Alfonso Ussía
Castellanos
Un gran escritor castellano –y español profundo, como es de suponer–, escribió pocos días atrás en este su periódico, y el mío, que Castilla era el último refugio de la honradez. El amplio espacio de la decencia. Castilla es la discreción, el señorío y la medida. El castellano, lo contrario que al fenicio, ya sea catedrático o labrador, no gusta de abrazar. Es seco. Y huye de las miradas que nada aportan cuando miran. El escritor se llama Abel Hernández, al que me atrevo o volver a invitar a que reúna sus escritos de campo y vida con Castilla de protagonista. Delibes fue castellano hasta en el físico, alto, interminable, seco, conciso y al final de sus días, una larga sombra entristecida. De todo ello nació su prosa, un alarde de conjunción de pensamiento y palabra bien colocada y siempre en su sitio. El castellano no es de tupé, ni de tatuaje, ni de lujos abiertos o pobrezas narradas. El lujo y la pobreza son de su propiedad, y no las exhibe. El campesino castellano es la síntesis de la elegancia cuando, al saludo, responde descubriéndose y llevando con su mano derecha hasta la pierna el sombrero o la boina, sus grandes amigos en los sembrados. Una boina más reducida que la chapela vascongada, y un sombrero de paja amplio y de copa alta que es parte del paisaje en los meses de trabajo bajo el sol de plomo. El castellano es tan reacio al postureo, que un político como Juan Vicente Herrera, que lleva cuatro legislaturas presidiendo Castilla-León, puede pasear tranquilamente por Marbella, Bilbao, Valencia o Barcelona sin que nadie lo reconozca. Ha invertido y entregado muchos años de su vida por los suyos, y ahora anuncia que se va. Ni un escándalo, ni una sospecha de corrupción, ni un mal gesto.

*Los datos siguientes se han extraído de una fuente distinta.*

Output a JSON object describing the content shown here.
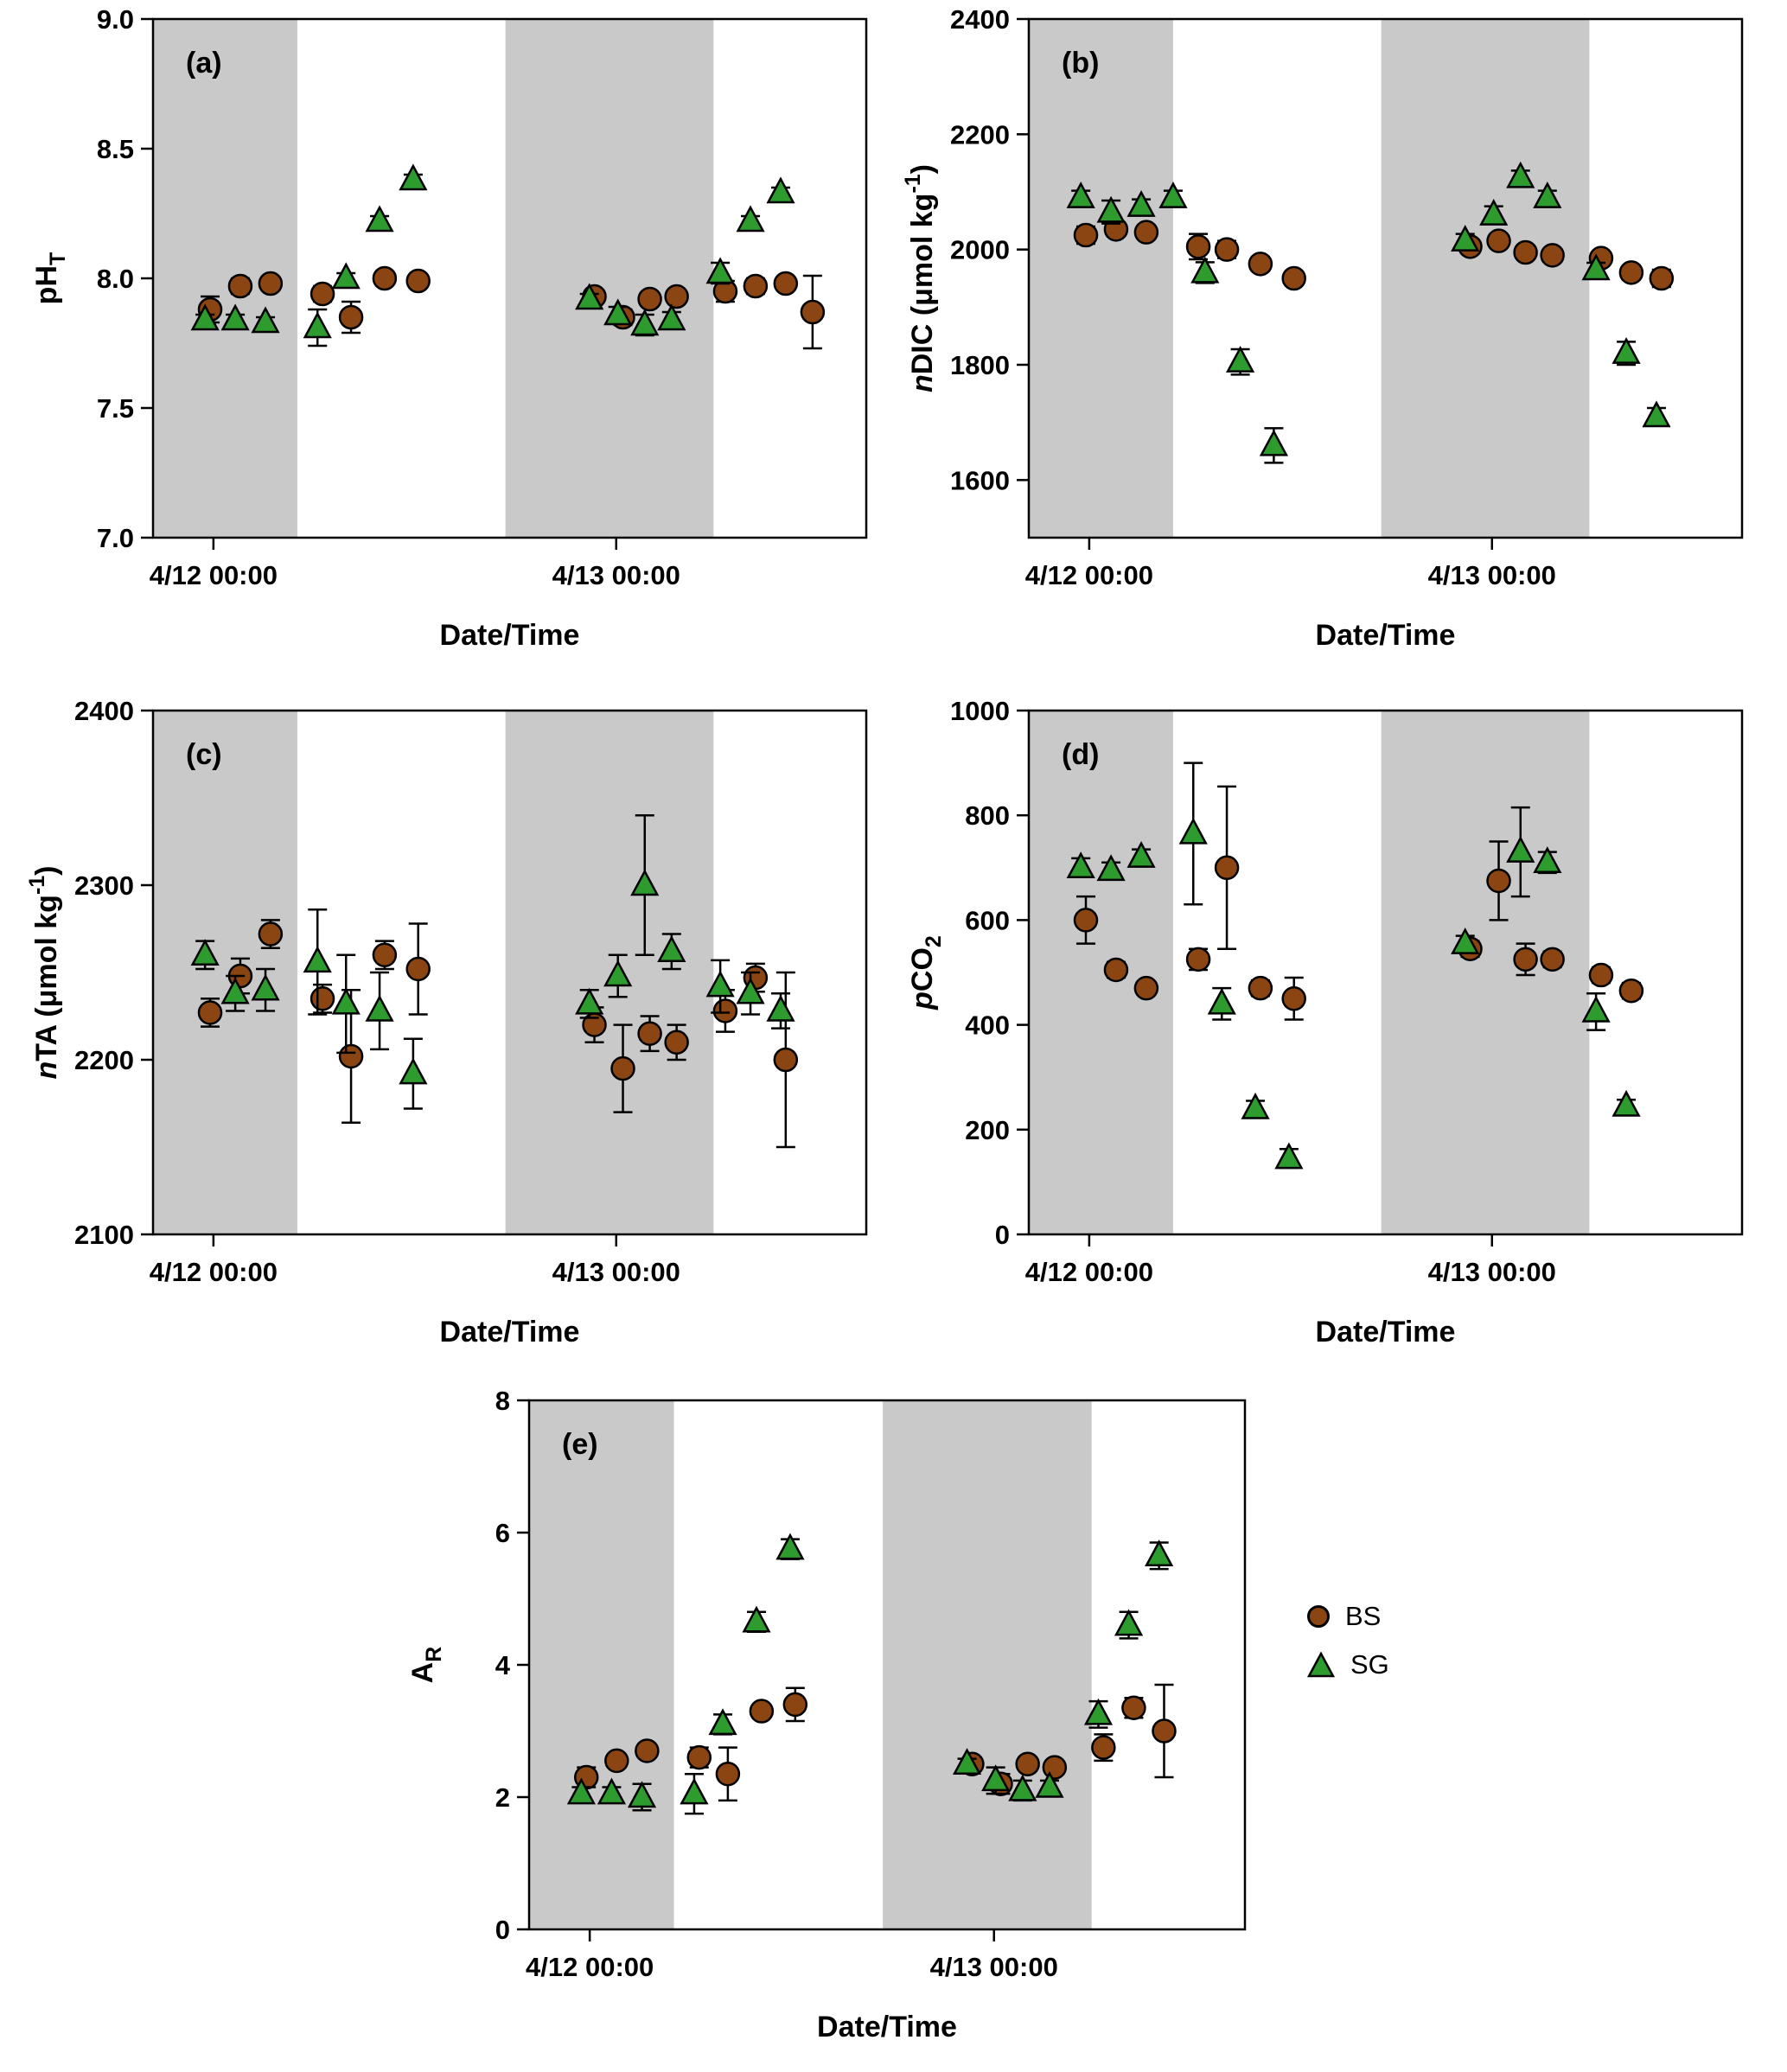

En España, cada día que pasa más azotada por la desconfianza de la honradez de sus políticos y la perversidad de la recuperación del odio por parte de unos pijos sintéticos –que ya han dado muestras de su complacencia con la corrupción–, es muy saludable y conveniente mirarse en Castilla. Para ser votado y elegido por abrumadora mayoría y presidir durante cuatro legislaturas Castilla-León, Juan Vicente Herrera no ha tenido que pasear su cuerpo por los platós de las tertulias de televisión ni someterse al submundo de la popularidad. El castellano le vota, y al cabo de cuatro años, vuelve a hacerlo, sin cruzar palabra con él y sin discutir con nadie. Es tan importante en la España de hoy una figura como la de Juan Vicente Herrera, que sólo llama la atención cuando después de dieciséis años anuncia su retirada de la política. No es «famoso». Cuando le propusieron a Antonio Mingote presidir un jurado de «Miss Málaga», lo hicieron sin ofrecerle ni una peseta. Corrían tiempos de pesetas. No obstante, a los miembros del jurado cuyo presidente era él, les llovieron millones. Me hice pasar por su secretario y llamé a los organizadores para mandarlos a tomar viento fresco. «Ustedes quieren que el prestigio de don Antonio les salga gratis, y a los presididos por don Antonio les ofrecen cantidades fabulosas. ¿Cuál es el motivo de este agravio comparativo?». Y la organizadora de marras me lo dejó muy claro: «Porque don Antonio tiene un gran prestigio, pero no es famoso».
Juan Vicente Herrera en la política no se ha hecho famoso. Simplemente ha sido en cuatro ocasiones votado mayoritariamente por sus paisanos, a los que ha dedicado lo mejor de su vida. Lo han votado porque ha sido honrado, decente, trabajador, eficaz y por no ser famoso. Le deseo, culminada su despedida, un pasar discreto, de buen descanso y merecida gratitud. Se va, callado y en el momento que él ha elegido, el mejor político de España. El que sirve sin servirse y el que enriquece sin enriquecerse. Buena libertad y amplia es Castilla.